My family - you all do so much to help, to support, to show love. My daddy especially who has gone above and beyond in keeping my house in working order. For my mom - who had a big scare this summer and who I can't fathom life without.
My pup - who loves me maybe more unconditionally than anyone else and no matter what. The one who comes and lays his head on my lap after I yell at him and takes the burden off me. Sometimes I think he's the only one who understands how sad I get at times, no one else notices but Xavier knows. He can say so much with those big brown eyes of his.
My friends - (IRL and online) you know who you are! You listen to me whine, you cry with me, you rejoice with me, you drink with me, you shop with me, you eat chocolate with me, you complete me! :)
The cats - Mike who will never die (21 and counting) like Timex he takes a licking and keeps on ticking! Another close call this year but I think he's got 6 or so lives left of his 9. Felix who is the clown and so entertaining to watch, also my sensitive sweet snuggler. And Anni - the one I am afraid might indeed be dying - she can't seem to get enough of me lately always on my lap or by my side and becoming old cat frail and thin at only 13. :(
My job - although I want to go home everyday at 5pm, you are run by compasionate kind people who truly do care about my wellbeing and success and thus pay me enough to weather this storm without losing my house, or having to give up too many comforts. You offer me top notch health insurance that allows my husband to have very expensive treatments that have halted the progression of his disease. And you are finally beginning to challenge me, to excite me, to make me enjoy what keeps me busy.
My house - which is warm and inviting with my super comfy bed and housing most of the things I love most in this world. Much warmer and more comfortable this year with the new doors blocking the draft, the new furnace pumping out warm and humid air, the new insulation keeping all that warm heat in the house. And the new AC unit just waiting for that first hot day of summer to keep me cool and comfortable in my home.

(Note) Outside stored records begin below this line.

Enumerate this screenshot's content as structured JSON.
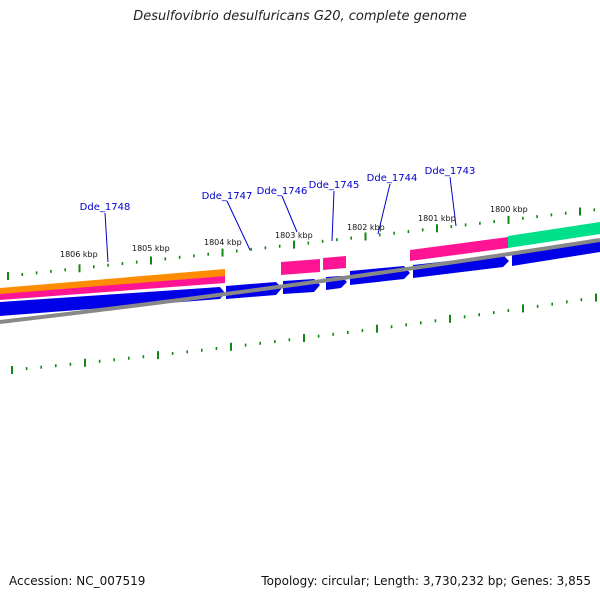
{
  "title": "Desulfovibrio desulfuricans G20, complete genome",
  "footer": {
    "accession": "Accession: NC_007519",
    "info": "Topology: circular; Length: 3,730,232 bp; Genes: 3,855"
  },
  "colors": {
    "gene_label": "#0000cc",
    "tick": "#118811",
    "backbone": "#888888",
    "orange_track": "#ff8c00",
    "magenta_track": "#ff1493",
    "green_track": "#00e08a",
    "gene_arrow": "#0000e8"
  },
  "scale_labels": [
    "1806 kbp",
    "1805 kbp",
    "1804 kbp",
    "1803 kbp",
    "1802 kbp",
    "1801 kbp",
    "1800 kbp"
  ],
  "genes": [
    {
      "label": "Dde_1748"
    },
    {
      "label": "Dde_1747"
    },
    {
      "label": "Dde_1746"
    },
    {
      "label": "Dde_1745"
    },
    {
      "label": "Dde_1744"
    },
    {
      "label": "Dde_1743"
    }
  ]
}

Although this has been a bit of a rough year for me - a lot of challenges, Pete giving up his job in September and not having another one lined up as he was told. The fear of losing it all, the relief of knowing that I don't have to. Fear that eventually being home is going to drive my husband into a depression and what that might mean, the joy that it hasn't happened so far. The uncertainly that 2009 brings with new presidents, a full blown recession, and an unemployed husband. Despite all this I have been truly blessed with love, life, family, friends and I am thankful.